Thursday 3 March 2011

act without words

Pre advertising, I had come back from Europe and Sue Parker, the talented and fearless performer director I had met on 'Captain Midnight,' asked me to be in Samuel Beckett's Act Without Words. I read the opening stage direction. Something like 'he is thrown onstage backwards.'

I had done yoga at high school. After several terms I was discovered bunking off from dreaded sports and amazingly was asked what I would really like to do. Dance, I said, or Yoga. In the Yellow Pages my mother helped me find a woman who taught us the ancient vedic art of physical and spiritual harmony and health in black fishnet tights and leopard print leotard. But I hadn't done Yoga for a few years now, nor dance.
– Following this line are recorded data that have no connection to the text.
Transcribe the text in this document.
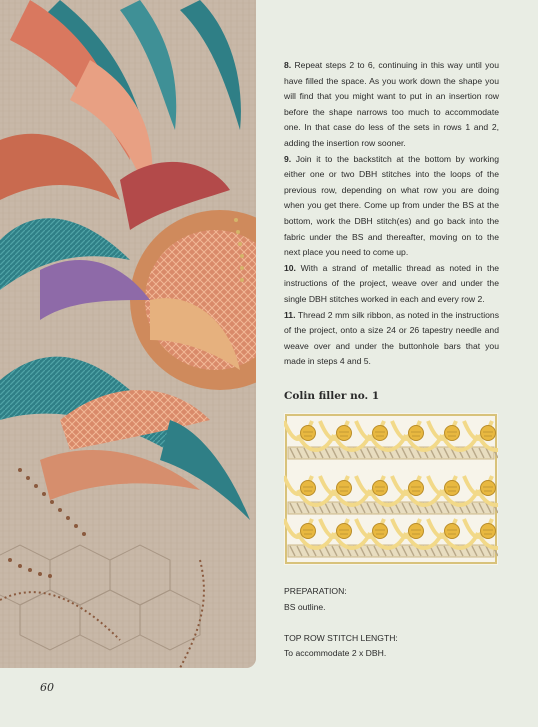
8. Repeat steps 2 to 6, continuing in this way until you have filled the space. As you work down the shape you will find that you might want to put in an insertion row before the shape narrows too much to accommodate one. In that case do less of the sets in rows 1 and 2, adding the insertion row sooner.

9. Join it to the backstitch at the bottom by working either one or two DBH stitches into the loops of the previous row, depending on what row you are doing when you get there. Come up from under the BS at the bottom, work the DBH stitch(es) and go back into the fabric under the BS and thereafter, moving on to the next place you need to come up.

10. With a strand of metallic thread as noted in the instructions of the project, weave over and under the single DBH stitches worked in each and every row 2.

11. Thread 2 mm silk ribbon, as noted in the instructions of the project, onto a size 24 or 26 tapestry needle and weave over and under the buttonhole bars that you made in steps 4 and 5.

Colin filler no. 1
PREPARATION:
BS outline.
TOP ROW STITCH LENGTH:
To accommodate 2 x DBH.
60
Standing on the rush grass matting tiles in my flat on Latrobe Terrace Brisbane, I bent over, tried to touch my toes and didn't get very far. I started to piece together some kind of routine from any dance and yoga exercises I could remember and that seemed relevant. I had no thought that I was 'warming up' or 'training'. We had no concept of 'improvising' or 'devising' or even 'playing'. We improvised in the most old-fashioned sense of the word as in we made do.


La Boite was in the round. That was never going to work for this piece. Nor thrust. We decided to play in one corner of the square. La Boite had no flies. Sue got an aluminium A-frame ladder and we had the wonderfully exuberant Sheldri Weston (art school) sitting at the top of it with the props that were delivered down to me by a fishing rod fitted with a butchers hook.


We had an all-female team. Our stage manager was Jo Hardy. One evening, rehearsing late in the theatre, we had a near mishap trying to strike the ladder. 'Hold it! ' said Sue. 'I've got it!' said Jo. 'Get a man!' shrieked Sheldri while I said with my trademark anxious conservatism: 'Put it back the way it was!'

We decided for whatever reason that I would be best dressed in black tights, a striped top (genuine sailor's matelot top - part of the spoils from the French boyfriend who rejected me) and fingerless white gloves. I had my first encounter with white face makeup. And my first struggle to control my lank hair on stage.


I have zero memory of the performances. The number of shows (one, three?), the quality, my sense of satisfaction, any accomplishment of anything like an emotional journey, post-show comments. Potentially more people were watching Sheldri than they were me.